While some guys work their way up the professional ranks slowly, Kerr’s first fight came against Brazilian Jiu Jitsu black belt Cesario de Souza. As it turns out, Kerr didn’t have to worry too much about going to the ground, knocking de Souza in the first round.

Kerr picked up two more wins before facing Ian Loveland of Team Quest, who later went on to compete in the International Fight League. Although Loveland came out on top with a guillotine choke submission just over two minutes into the bout, the step up in competition paid off in the long run.

“A lot of guys in New England are pretty tough,” Kerr said. “There’s definitely a push for the better guys to fight each other around here, so you can’t stay hidden for long.”

After that loss, Kerr put together a five fight winning streak, including a decision win over The Ultimate Fighter Season 12 participant Marc Stevens. Stevens ended up losing his two fights in the TUF house via submission, but Kerr thinks Stevens will bounce back.

“My fight with Marc was a really tough fight,” Kerr told ProMMAnow.com. “When I watched the fights to get in The Ultimate Fighter house and knowing how tough he is, I picked him to make it to the finals or at least the semi-finals. I was pretty surprised how things turned out, but I’m sure he’ll work on that part of his game and be back.”

In his WEC debut in November 2009, Kerr faced world class wrestler Kamal Shalorus. Things didn’t go well and the heavy-hitting Shalorus scored a TKO win in under two minutes. But it wasn’t ideal circumstances leading up to the fight for Kerr, taking the bout on short notice and having a limited amount of information about his opponent.
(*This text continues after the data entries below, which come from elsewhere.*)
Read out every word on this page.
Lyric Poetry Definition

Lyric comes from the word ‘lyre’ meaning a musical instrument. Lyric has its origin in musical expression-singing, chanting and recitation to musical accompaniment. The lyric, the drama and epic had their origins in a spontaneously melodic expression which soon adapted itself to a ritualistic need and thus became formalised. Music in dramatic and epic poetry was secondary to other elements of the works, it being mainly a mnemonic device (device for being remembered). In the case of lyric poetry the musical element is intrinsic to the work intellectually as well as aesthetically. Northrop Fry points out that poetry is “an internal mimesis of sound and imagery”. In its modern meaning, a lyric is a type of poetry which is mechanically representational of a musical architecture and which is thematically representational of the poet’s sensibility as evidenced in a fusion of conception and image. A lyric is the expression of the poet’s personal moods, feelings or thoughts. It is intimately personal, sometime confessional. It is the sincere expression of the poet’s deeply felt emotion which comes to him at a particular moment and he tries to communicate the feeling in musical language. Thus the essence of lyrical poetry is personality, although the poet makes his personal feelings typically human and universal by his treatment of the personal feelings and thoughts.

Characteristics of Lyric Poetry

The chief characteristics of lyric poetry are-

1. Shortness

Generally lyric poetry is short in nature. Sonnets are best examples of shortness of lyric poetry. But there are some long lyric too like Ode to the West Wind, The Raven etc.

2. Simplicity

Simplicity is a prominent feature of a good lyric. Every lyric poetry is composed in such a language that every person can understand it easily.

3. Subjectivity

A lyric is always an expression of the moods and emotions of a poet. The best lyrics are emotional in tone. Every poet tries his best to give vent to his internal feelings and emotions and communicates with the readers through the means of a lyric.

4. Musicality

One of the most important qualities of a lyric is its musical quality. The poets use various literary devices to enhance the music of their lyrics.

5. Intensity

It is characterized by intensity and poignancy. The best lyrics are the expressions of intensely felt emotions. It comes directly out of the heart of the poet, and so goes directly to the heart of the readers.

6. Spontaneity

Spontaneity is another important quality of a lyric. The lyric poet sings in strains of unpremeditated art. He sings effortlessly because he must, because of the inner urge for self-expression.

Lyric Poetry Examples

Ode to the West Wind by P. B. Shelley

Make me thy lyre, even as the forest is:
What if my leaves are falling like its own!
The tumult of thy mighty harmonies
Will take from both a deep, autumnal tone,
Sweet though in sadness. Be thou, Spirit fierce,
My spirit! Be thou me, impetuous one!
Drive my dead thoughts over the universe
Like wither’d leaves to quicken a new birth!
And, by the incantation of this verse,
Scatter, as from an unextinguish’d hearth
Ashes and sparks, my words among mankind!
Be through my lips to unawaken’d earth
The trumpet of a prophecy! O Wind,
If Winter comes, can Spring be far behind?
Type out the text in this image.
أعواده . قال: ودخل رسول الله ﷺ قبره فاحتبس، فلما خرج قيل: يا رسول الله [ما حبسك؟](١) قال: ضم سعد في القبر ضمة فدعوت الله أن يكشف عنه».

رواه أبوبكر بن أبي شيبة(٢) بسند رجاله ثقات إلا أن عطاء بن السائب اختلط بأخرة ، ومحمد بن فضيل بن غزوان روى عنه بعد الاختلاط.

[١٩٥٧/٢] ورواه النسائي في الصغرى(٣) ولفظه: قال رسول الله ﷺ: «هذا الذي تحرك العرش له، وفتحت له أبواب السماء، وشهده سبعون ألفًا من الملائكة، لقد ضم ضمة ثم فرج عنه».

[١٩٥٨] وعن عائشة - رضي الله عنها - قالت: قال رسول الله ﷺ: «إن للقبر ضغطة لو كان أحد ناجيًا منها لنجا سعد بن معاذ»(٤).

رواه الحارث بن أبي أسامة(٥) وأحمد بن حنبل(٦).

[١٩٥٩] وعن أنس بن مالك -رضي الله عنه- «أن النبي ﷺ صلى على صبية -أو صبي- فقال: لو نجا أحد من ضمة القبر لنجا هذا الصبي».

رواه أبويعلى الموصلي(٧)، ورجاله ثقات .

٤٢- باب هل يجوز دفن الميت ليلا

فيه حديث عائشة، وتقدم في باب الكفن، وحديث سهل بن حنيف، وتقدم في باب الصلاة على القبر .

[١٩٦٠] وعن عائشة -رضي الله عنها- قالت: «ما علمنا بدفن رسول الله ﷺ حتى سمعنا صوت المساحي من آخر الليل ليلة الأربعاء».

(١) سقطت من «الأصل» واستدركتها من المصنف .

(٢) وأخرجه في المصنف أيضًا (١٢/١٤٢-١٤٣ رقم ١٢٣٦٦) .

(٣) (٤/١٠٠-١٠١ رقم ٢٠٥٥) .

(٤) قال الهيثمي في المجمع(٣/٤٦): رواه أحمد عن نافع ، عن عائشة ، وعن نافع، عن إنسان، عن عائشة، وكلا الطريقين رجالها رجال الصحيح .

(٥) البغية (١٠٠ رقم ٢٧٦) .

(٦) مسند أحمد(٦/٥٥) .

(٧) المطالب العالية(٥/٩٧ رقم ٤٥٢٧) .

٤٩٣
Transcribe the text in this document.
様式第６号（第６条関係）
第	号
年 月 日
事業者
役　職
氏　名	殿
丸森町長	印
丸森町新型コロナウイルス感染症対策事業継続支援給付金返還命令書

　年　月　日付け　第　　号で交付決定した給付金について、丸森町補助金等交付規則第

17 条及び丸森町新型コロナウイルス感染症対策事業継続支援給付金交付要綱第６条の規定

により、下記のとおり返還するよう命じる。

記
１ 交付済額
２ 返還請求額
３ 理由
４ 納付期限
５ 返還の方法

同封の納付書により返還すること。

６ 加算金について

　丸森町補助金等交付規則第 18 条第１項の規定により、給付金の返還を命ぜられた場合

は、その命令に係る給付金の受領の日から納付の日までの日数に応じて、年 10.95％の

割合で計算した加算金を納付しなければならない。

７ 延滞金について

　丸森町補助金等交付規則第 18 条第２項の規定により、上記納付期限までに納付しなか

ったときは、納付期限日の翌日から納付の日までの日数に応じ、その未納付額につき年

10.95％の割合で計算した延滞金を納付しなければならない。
“I had read about his wrestling background and saw some Youtube clips, but it was hard to develop a game plan with no tape and taking the fight on short notice,” Kerr said. “So I think that didn’t help me very much.”

But Kerr had the chance to put together a full training camp for his second WEC bout, a showdown with Karen Darebyan. Almost as quickly as his previous fight ended in a loss, Kerr acted swiftly and secured an armbar submission victory.

Four of Kerr’s nine wins have come via submission, and he’ll need his ground game ready to go at WEC 53 on Dec. 16 in Glendale, Ariz., where Kerr will square off against Danny Castillo, an accomplished collegiate wrestler and a member of Team Alpha Male, which houses bantamweight standouts Urijah Faber and Joseph Benavidez and featherweight contender Chad Mendes.

“We’ve had about the same amount of fights, but he’s had more fights in the WEC,” said Kerr, who’s been preparing with Strike Zone MMA teammates such as Bellator vet Chris Simmons, Andrew Caron, and John Naples. “But I think we match up pretty well and it should be a good fight.”

The fight could carry added importance with the WEC’s roster set to merge with the UFC in 2011. Soon lightweights like Kerr will find themselves in a much deeper talent pool. Even with the potentially high stakes, Kerr doesn’t seem fazed.

“I don’t feel anymore pressure,” he said. “I always put such a large amount of pressure on myself to perform that any outside stuff doesn’t seem to make a difference.”


Kerr asked to thank his teammates at Strike Zone MMA and his coach Darryl MarcAurele.